Uluslar arası piyasalarda petroldeki yükseliş sebebiyle dalgalı bir seyir izleyen altının onsu haftayı 1702 dolar seviyesinden kapattı. Altın fiyatlarının dalgalanmasında petrolün dışında ABD’de işsizlik maaşı başvurularının artması, zayıf ekonomik görünüm de etkili oldu. Diğer taraftan ABD Başkanı Donald Trump’ın Çin’e karşı yeni bir korumacılık politikasını aralayacağına dair endişeler altın fiyatlarını 1700 doların üzerinde tuttu.
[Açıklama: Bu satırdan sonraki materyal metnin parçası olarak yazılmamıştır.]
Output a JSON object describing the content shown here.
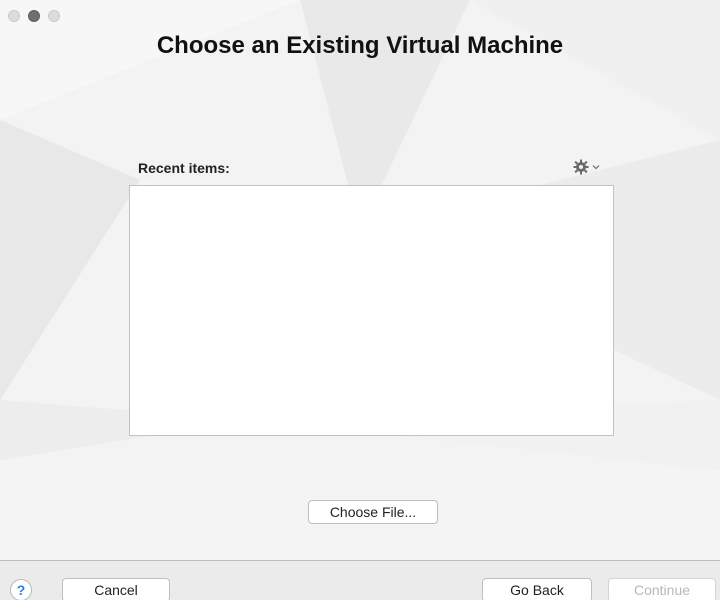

Yurt içinde ise 24 ayar külçe altının gram satış fiyatı yüzde 2,85'lik artışla 393,90 liraya, Cumhuriyet altınının satış fiyatı da yüzde 2,79'luk primle 2 bin 615 liraya yükseldi. 1702 dolar seviyesindeki altında destek 1680 dolar, direnç ise 1715 dolar olarak görünüyor.

 PETROL…

ABD petrol kuyularını azaltırken, üretici ülkelerin üretim kısıntılarının devam edeceği ve stokların pandemi sonrası eriyeceğine dair düşünceler petrol fiyatlarını brentte 30 doların üzerine taşıdı. Ancak 32 dolara kadar olan yükseliş, salgındaki belirsizlik ve ekonomilerdeki toparlanmanın geç olacağına dair tahminler beklentileri karşılayamadı. Petrolde 28 dolar destek olarak görülürken 32 doların kuvvetli direnç olarak ortaya çıktığı gözleniyor.